The relatively high price of 18F-FDG PET and PET/CT restricts its wide application in the clinical setting [12]. Normally, benign cartilaginous lesions and chondrosarcoma have certain different X-ray and clinical traits, which may provide information for the development of further diagnostic and therapeutic regimen (e.g., the necessity of biopsy) [2]. Therefore, 18F-FDG PET/CT should be performed only in cases with a high suspicion for malignant cartilaginous tumors (at the initial diagnosis, or when the possibility of malignant transformation of benign cartilaginous lesions or relapse of chondrosarcoma after treatment exists) prior to each biopsy, as a supplementary tool for assisting diagnosis and grading, guiding the fine needle aspiration and confirming the pathological result. MRI with contrast agent has ranked as a powerful method for the locoregional staging of malignant chondrosarcomas thanks to its spatial and contrast resolution, but it could not present metabolic data of the targeted lesions or be utilized for the whole-body assessment [31]. The current study has several limitations. The first is the absence of a standardized reference test for the diagnosis of chondrosarcoma. Either follow-up without an anatomopathological examination or biopsies may result in false negatives. The duration of follow-up differed from study to study, exceeding 12 months in most of the included ones but in Shin et al.’s investigation [22], the minimum follow-up was only 6 months.

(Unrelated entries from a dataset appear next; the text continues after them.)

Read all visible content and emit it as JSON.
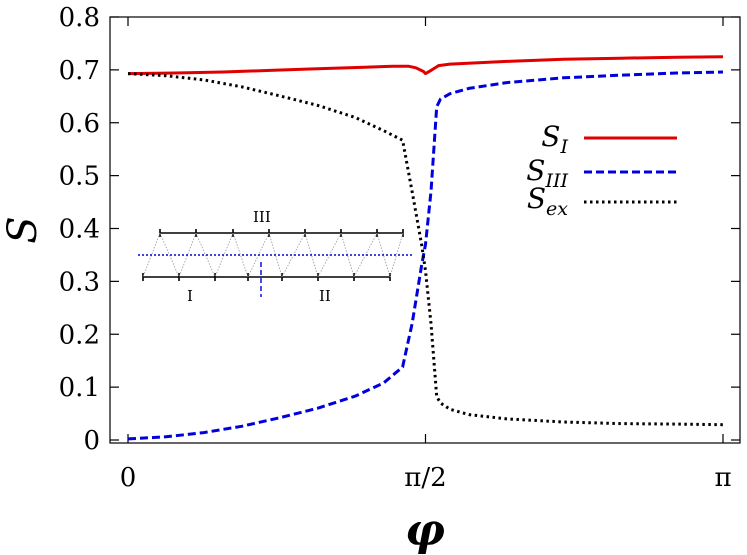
{
  "chart_data": {
    "type": "line",
    "xlabel": "φ",
    "ylabel": "S",
    "xlim": [
      0,
      3.14159
    ],
    "ylim": [
      0,
      0.8
    ],
    "grid": false,
    "legend_position": "right",
    "x_ticks": [
      {
        "value": 0,
        "label": "0"
      },
      {
        "value": 1.5708,
        "label": "π/2"
      },
      {
        "value": 3.14159,
        "label": "π"
      }
    ],
    "y_ticks": [
      {
        "value": 0,
        "label": "0"
      },
      {
        "value": 0.1,
        "label": "0.1"
      },
      {
        "value": 0.2,
        "label": "0.2"
      },
      {
        "value": 0.3,
        "label": "0.3"
      },
      {
        "value": 0.4,
        "label": "0.4"
      },
      {
        "value": 0.5,
        "label": "0.5"
      },
      {
        "value": 0.6,
        "label": "0.6"
      },
      {
        "value": 0.7,
        "label": "0.7"
      },
      {
        "value": 0.8,
        "label": "0.8"
      }
    ],
    "series": [
      {
        "name": "S_I",
        "legend_main": "S",
        "legend_sub": "I",
        "color": "#e00000",
        "dash": "solid",
        "x": [
          0,
          0.25,
          0.5,
          0.75,
          1.0,
          1.25,
          1.4,
          1.48,
          1.52,
          1.56,
          1.5708,
          1.6,
          1.64,
          1.7,
          2.0,
          2.3,
          2.6,
          2.9,
          3.14159
        ],
        "y": [
          0.693,
          0.694,
          0.696,
          0.699,
          0.702,
          0.705,
          0.707,
          0.707,
          0.704,
          0.697,
          0.693,
          0.699,
          0.708,
          0.711,
          0.716,
          0.72,
          0.722,
          0.724,
          0.725
        ]
      },
      {
        "name": "S_III",
        "legend_main": "S",
        "legend_sub": "III",
        "color": "#0000dd",
        "dash": "dashed",
        "x": [
          0,
          0.2,
          0.4,
          0.6,
          0.8,
          1.0,
          1.2,
          1.35,
          1.45,
          1.5,
          1.55,
          1.5708,
          1.6,
          1.63,
          1.65,
          1.7,
          1.8,
          2.0,
          2.3,
          2.6,
          2.9,
          3.14159
        ],
        "y": [
          0.002,
          0.006,
          0.014,
          0.026,
          0.042,
          0.06,
          0.083,
          0.108,
          0.138,
          0.22,
          0.33,
          0.37,
          0.47,
          0.63,
          0.645,
          0.655,
          0.665,
          0.676,
          0.685,
          0.69,
          0.694,
          0.696
        ]
      },
      {
        "name": "S_ex",
        "legend_main": "S",
        "legend_sub": "ex",
        "color": "#000000",
        "dash": "dotted",
        "x": [
          0,
          0.2,
          0.4,
          0.6,
          0.8,
          1.0,
          1.2,
          1.35,
          1.45,
          1.5,
          1.55,
          1.5708,
          1.6,
          1.63,
          1.65,
          1.7,
          1.8,
          2.0,
          2.3,
          2.6,
          2.9,
          3.14159
        ],
        "y": [
          0.693,
          0.689,
          0.681,
          0.668,
          0.651,
          0.633,
          0.61,
          0.585,
          0.567,
          0.47,
          0.37,
          0.32,
          0.22,
          0.082,
          0.07,
          0.058,
          0.048,
          0.04,
          0.034,
          0.031,
          0.03,
          0.029
        ]
      }
    ],
    "inset": {
      "chain_labels": [
        "III",
        "I",
        "II"
      ]
    }
  }
}
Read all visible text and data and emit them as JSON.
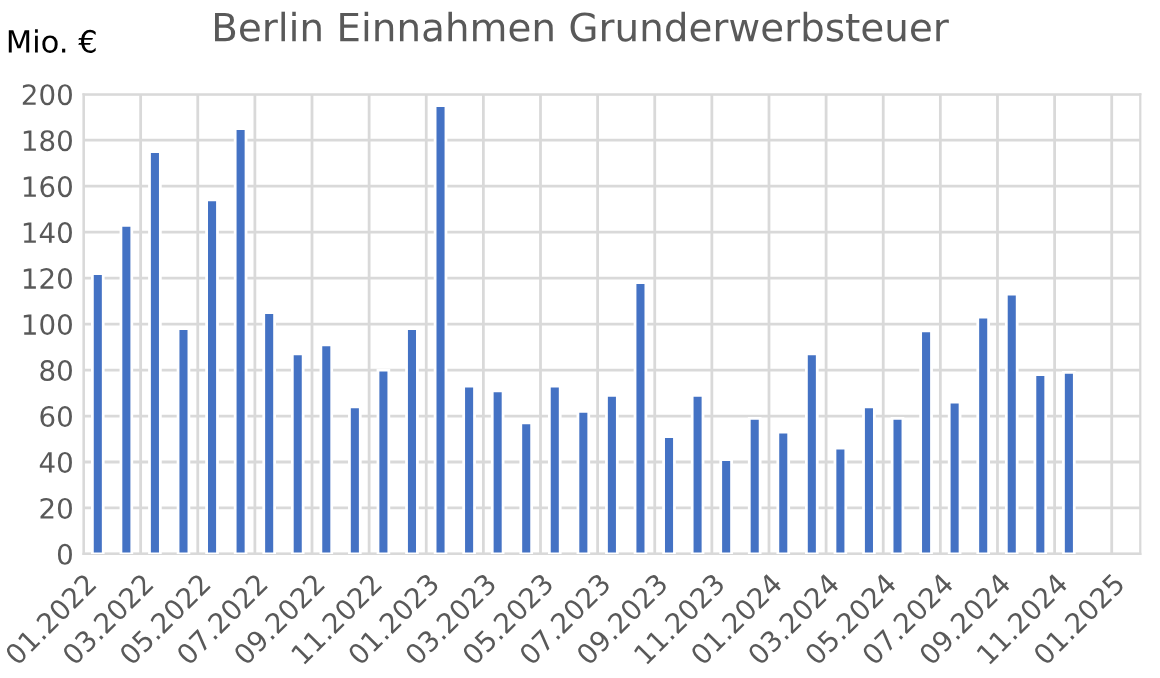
{
  "chart_data": {
    "type": "bar",
    "title": "Berlin Einnahmen Grunderwerbsteuer",
    "ylabel": "Mio. €",
    "categories": [
      "01.2022",
      null,
      "03.2022",
      null,
      "05.2022",
      null,
      "07.2022",
      null,
      "09.2022",
      null,
      "11.2022",
      null,
      "01.2023",
      null,
      "03.2023",
      null,
      "05.2023",
      null,
      "07.2023",
      null,
      "09.2023",
      null,
      "11.2023",
      null,
      "01.2024",
      null,
      "03.2024",
      null,
      "05.2024",
      null,
      "07.2024",
      null,
      "09.2024",
      null,
      "11.2024",
      null,
      "01.2025"
    ],
    "values": [
      122,
      143,
      175,
      98,
      154,
      185,
      105,
      87,
      91,
      64,
      80,
      98,
      195,
      73,
      71,
      57,
      73,
      62,
      69,
      118,
      51,
      69,
      41,
      59,
      53,
      87,
      46,
      64,
      59,
      97,
      66,
      103,
      113,
      78,
      79,
      null,
      null
    ],
    "color": "#4472c4",
    "ylim": [
      0,
      200
    ],
    "yticks": [
      0,
      20,
      40,
      60,
      80,
      100,
      120,
      140,
      160,
      180,
      200
    ],
    "grid": true
  }
}
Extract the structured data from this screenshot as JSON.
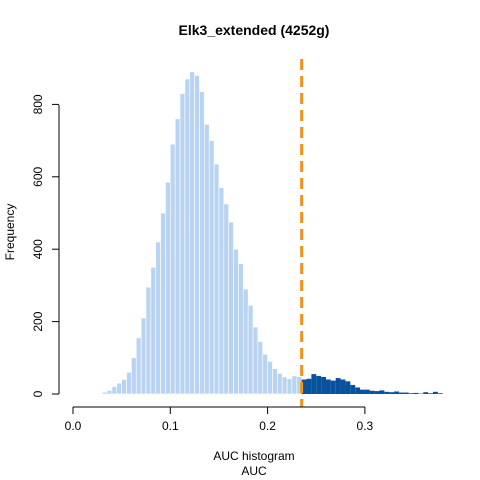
{
  "chart_data": {
    "type": "bar",
    "title": "Elk3_extended (4252g)",
    "xlabel": "AUC histogram",
    "xlabel_sub": "AUC",
    "ylabel": "Frequency",
    "xlim": [
      0,
      0.38
    ],
    "ylim": [
      0,
      900
    ],
    "x_ticks": [
      "0.0",
      "0.1",
      "0.2",
      "0.3"
    ],
    "x_tick_values": [
      0.0,
      0.1,
      0.2,
      0.3
    ],
    "y_ticks": [
      "0",
      "200",
      "400",
      "600",
      "800"
    ],
    "y_tick_values": [
      0,
      200,
      400,
      600,
      800
    ],
    "bin_width": 0.005,
    "bin_starts": [
      0.025,
      0.03,
      0.035,
      0.04,
      0.045,
      0.05,
      0.055,
      0.06,
      0.065,
      0.07,
      0.075,
      0.08,
      0.085,
      0.09,
      0.095,
      0.1,
      0.105,
      0.11,
      0.115,
      0.12,
      0.125,
      0.13,
      0.135,
      0.14,
      0.145,
      0.15,
      0.155,
      0.16,
      0.165,
      0.17,
      0.175,
      0.18,
      0.185,
      0.19,
      0.195,
      0.2,
      0.205,
      0.21,
      0.215,
      0.22,
      0.225,
      0.23,
      0.235,
      0.24,
      0.245,
      0.25,
      0.255,
      0.26,
      0.265,
      0.27,
      0.275,
      0.28,
      0.285,
      0.29,
      0.295,
      0.3,
      0.305,
      0.31,
      0.315,
      0.32,
      0.325,
      0.33,
      0.335,
      0.34,
      0.345,
      0.35,
      0.355,
      0.36,
      0.365,
      0.37,
      0.375
    ],
    "counts": [
      2,
      5,
      10,
      20,
      30,
      40,
      60,
      100,
      155,
      210,
      295,
      350,
      420,
      500,
      585,
      690,
      760,
      830,
      870,
      890,
      880,
      835,
      745,
      700,
      635,
      570,
      525,
      475,
      400,
      360,
      290,
      245,
      185,
      145,
      110,
      90,
      70,
      57,
      47,
      42,
      50,
      48,
      40,
      42,
      55,
      50,
      47,
      40,
      37,
      44,
      40,
      35,
      25,
      18,
      12,
      12,
      9,
      8,
      10,
      6,
      5,
      7,
      4,
      4,
      2,
      3,
      1,
      5,
      2,
      6,
      2
    ],
    "threshold": 0.235,
    "colors": {
      "below_threshold": "#b9d4f2",
      "above_threshold": "#08519c",
      "threshold_line": "#f0921e"
    }
  }
}
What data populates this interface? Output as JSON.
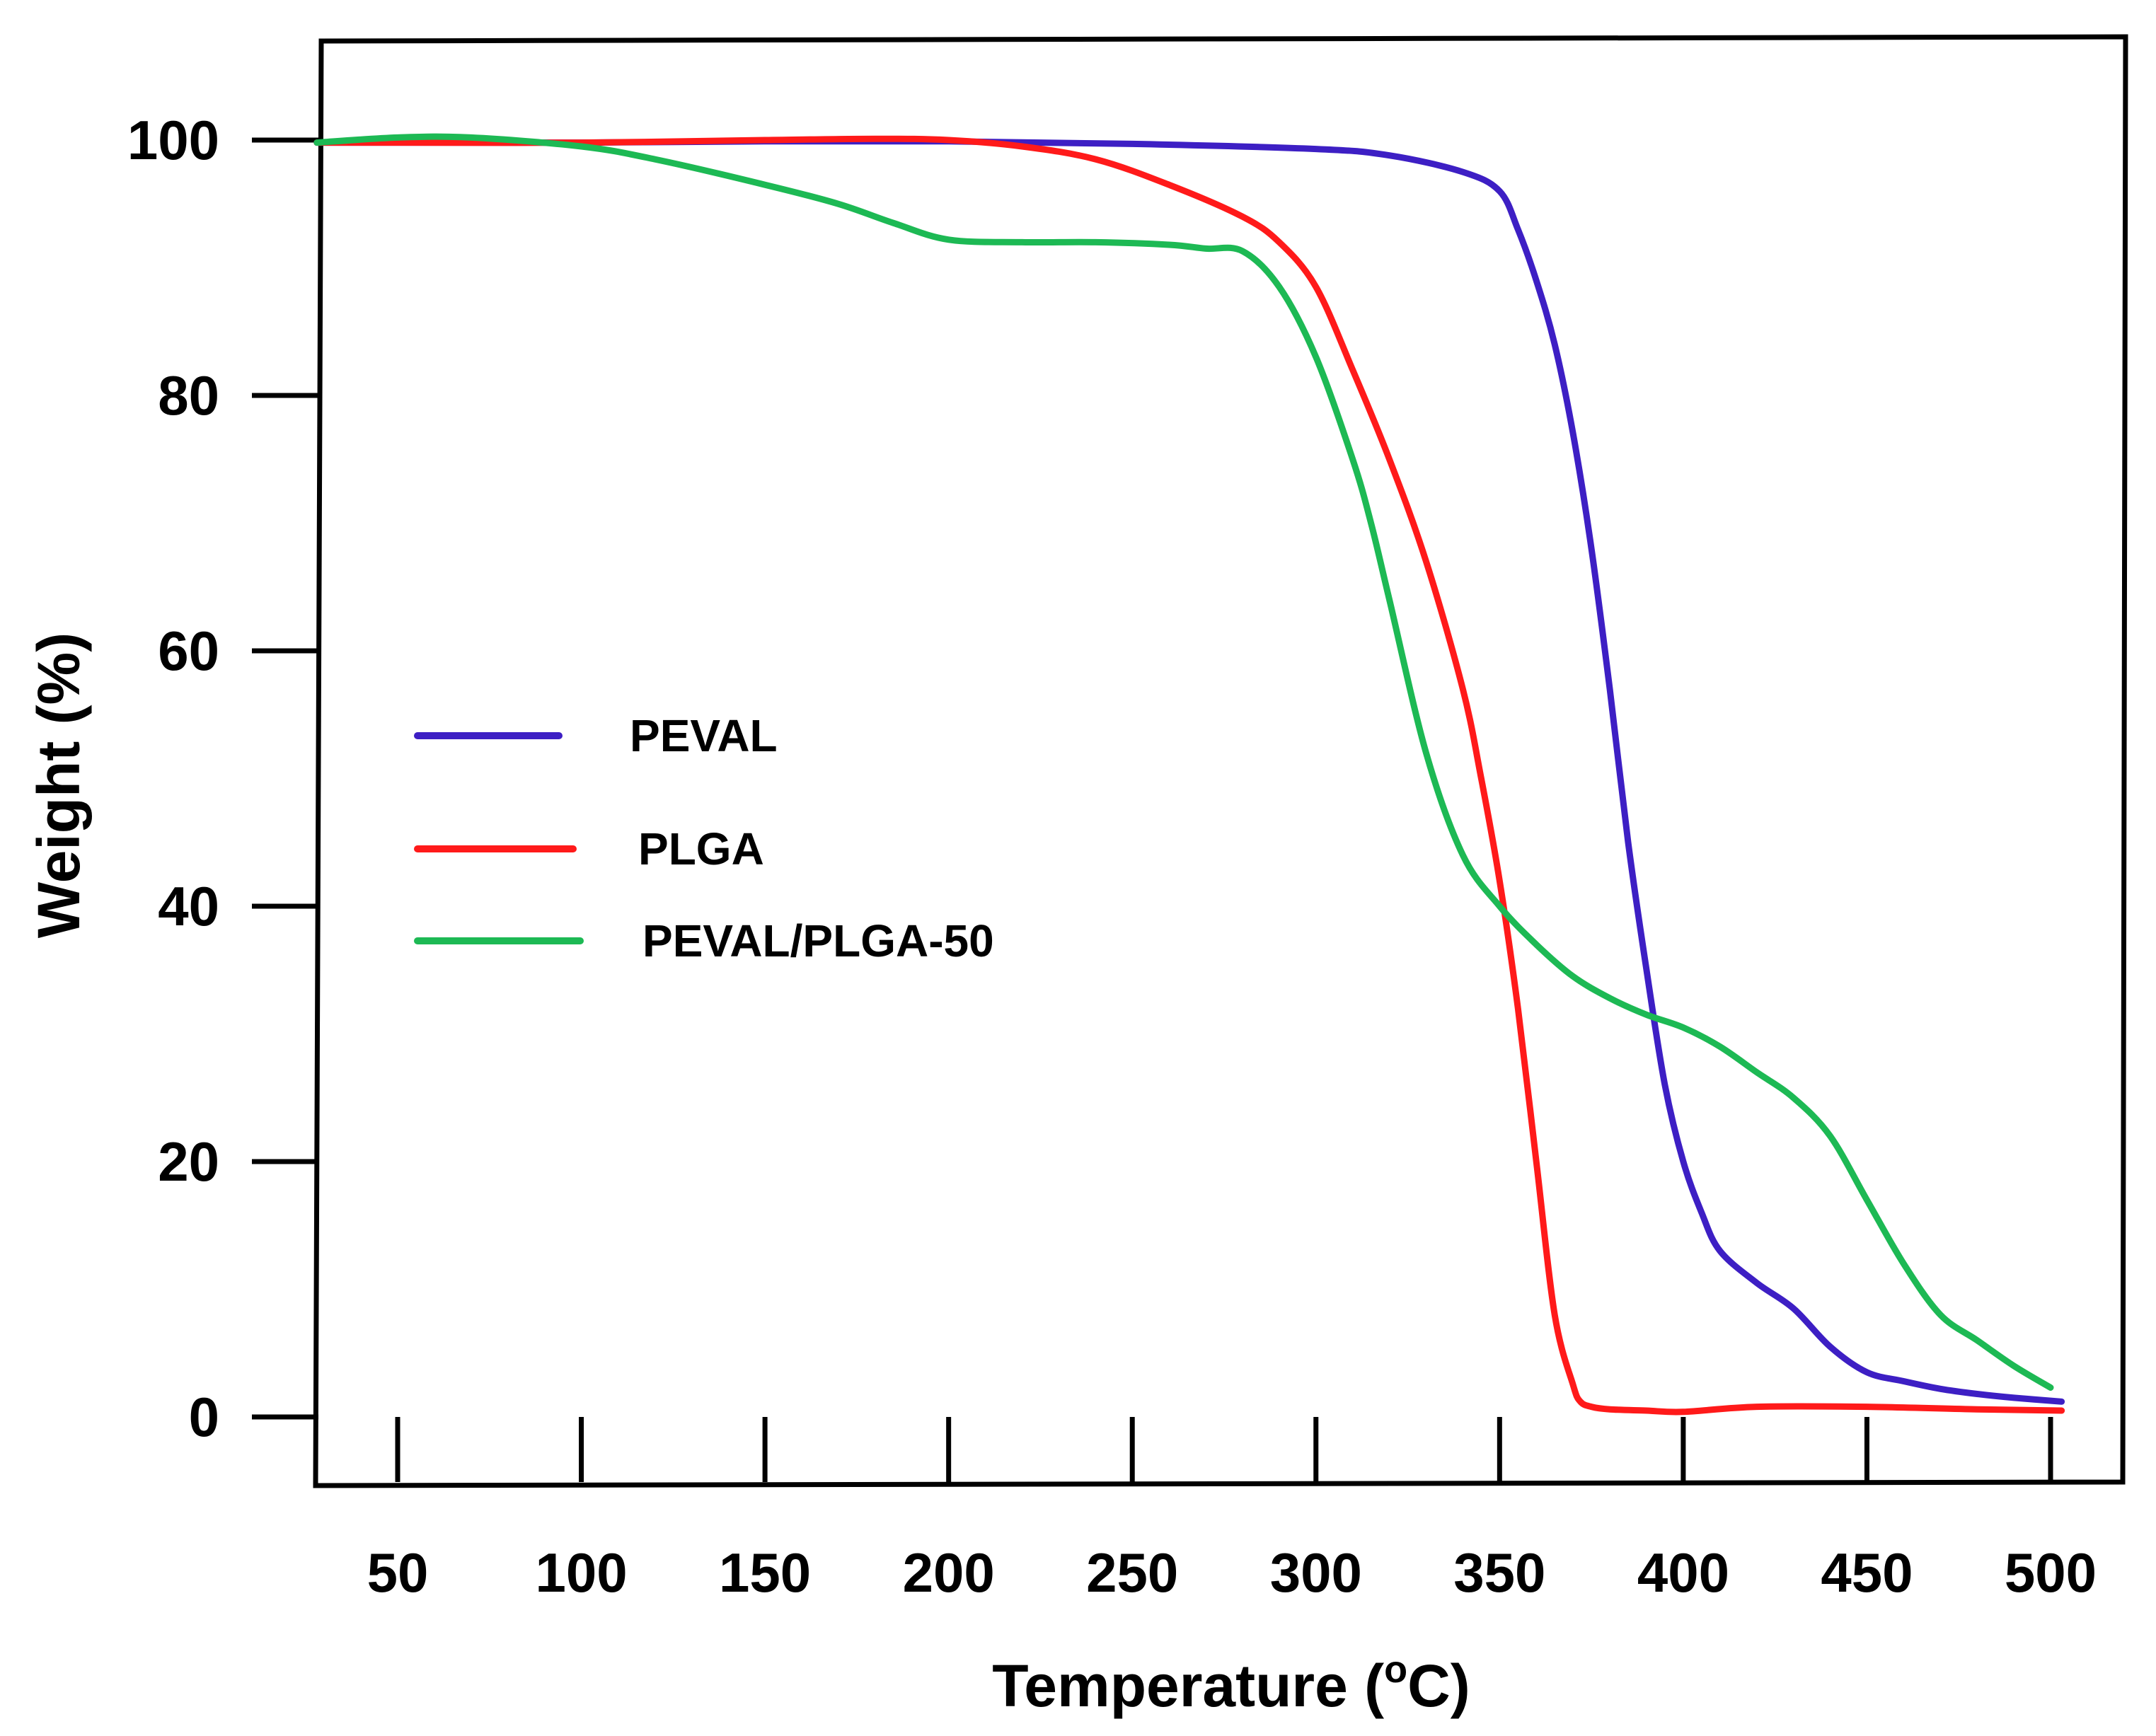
{
  "chart_data": {
    "type": "line",
    "title": "",
    "xlabel": "Temperature (",
    "xlabel_super": "o",
    "xlabel_tail": "C)",
    "ylabel": "Weight (%)",
    "xlim": [
      28,
      510
    ],
    "ylim": [
      -5,
      108
    ],
    "xticks": [
      50,
      100,
      150,
      200,
      250,
      300,
      350,
      400,
      450,
      500
    ],
    "xtick_labels": [
      "50",
      "100",
      "150",
      "200",
      "250",
      "300",
      "350",
      "400",
      "450",
      "500"
    ],
    "yticks": [
      0,
      20,
      40,
      60,
      80,
      100
    ],
    "ytick_labels": [
      "0",
      "20",
      "40",
      "60",
      "80",
      "100"
    ],
    "grid": false,
    "legend_position": "center-left",
    "series": [
      {
        "name": "PEVAL",
        "color": "#3d1fc4",
        "x": [
          28,
          50,
          100,
          150,
          200,
          250,
          300,
          320,
          340,
          350,
          355,
          360,
          365,
          370,
          375,
          380,
          385,
          390,
          395,
          400,
          405,
          410,
          420,
          430,
          440,
          450,
          460,
          470,
          480,
          490,
          503
        ],
        "y": [
          99.8,
          99.8,
          99.8,
          99.9,
          99.9,
          99.7,
          99.3,
          98.8,
          97.5,
          96.0,
          93.0,
          89.0,
          84.0,
          77.0,
          68.0,
          57.0,
          45.0,
          35.0,
          26.0,
          20.0,
          16.0,
          13.0,
          10.5,
          8.5,
          5.5,
          3.5,
          2.8,
          2.2,
          1.8,
          1.5,
          1.2
        ]
      },
      {
        "name": "PLGA",
        "color": "#ff1a1a",
        "x": [
          28,
          50,
          100,
          150,
          180,
          200,
          220,
          240,
          260,
          280,
          290,
          300,
          310,
          320,
          330,
          340,
          345,
          350,
          355,
          360,
          365,
          370,
          372,
          375,
          380,
          390,
          400,
          420,
          450,
          480,
          503
        ],
        "y": [
          99.8,
          99.8,
          99.8,
          100.0,
          100.1,
          100.0,
          99.5,
          98.5,
          96.5,
          94.0,
          92.0,
          88.5,
          82.0,
          75.0,
          67.0,
          57.0,
          50.0,
          42.0,
          32.0,
          20.0,
          8.0,
          2.5,
          1.2,
          0.8,
          0.6,
          0.5,
          0.4,
          0.8,
          0.8,
          0.6,
          0.5
        ]
      },
      {
        "name": "PEVAL/PLGA-50",
        "color": "#1db954",
        "x": [
          28,
          50,
          70,
          100,
          120,
          150,
          170,
          185,
          200,
          220,
          240,
          260,
          270,
          280,
          290,
          300,
          310,
          315,
          320,
          330,
          340,
          350,
          360,
          370,
          380,
          390,
          400,
          410,
          420,
          430,
          440,
          450,
          460,
          470,
          480,
          490,
          500
        ],
        "y": [
          99.8,
          100.2,
          100.2,
          99.5,
          98.5,
          96.5,
          95.0,
          93.5,
          92.2,
          92.0,
          92.0,
          91.8,
          91.5,
          91.3,
          88.5,
          83.0,
          75.0,
          70.0,
          64.0,
          52.0,
          44.0,
          40.0,
          37.0,
          34.5,
          32.8,
          31.5,
          30.5,
          29.0,
          27.0,
          25.0,
          22.0,
          17.0,
          12.0,
          8.0,
          6.0,
          4.0,
          2.3
        ]
      }
    ]
  }
}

Another major limitation is that during the merging of the diagnostic data, subgroup analyses on the basis of important indicators such as types of chondrosarcoma, cutoff value, and study design were not conducted. Only 12 studies were pooled in the quantitative analysis and most (75%) [14,15,16, 20,21,22, 24,25,26] of them were retrospective. Third, sample sizes of the included studies were quite small and hence this meta-analysis might be subject to variability and inadequacy in data collection. Lastly, yet importantly, evidence of heterogeneity in data concerning 18F-FDG PET existed throughout included studies, and therefore we emphasized the pooled DOR, which was a global measure encompassing value of sensitivity, specificity, PLR, and NLR, as the main outcome of interest to compare the diagnostic performance of 18F-FDG PET and PET/CT.

Conclusion

In a word, 18F-FDG PET/CT revealed excellent accuracy (pooled DOR = 112.999) in the diagnosis of chondrosarcoma and might assist in therapeutic decision-making. Although SUVmax alone showed restricted ability to differentiate benign cartilaginous lesions and G1 chondrosarcoma (pooled WMD = −0.89 95% CI, −1.67 to −0.10), as well as between G2 and G3 chondrosarcoma (pooled WMD = −2.37 95% CI, −5.79 to 1.05), it can identify intermediate/high-grade chondrosarcoma from low-grade ones (pooled WMD = −1.94 95% CI, −2.76 to −1.12). Cartilaginous lesions with high 18F-FDG-avidity should be highly monitored over the duration of treatment. More large-scale studies are still required to further warrant current findings.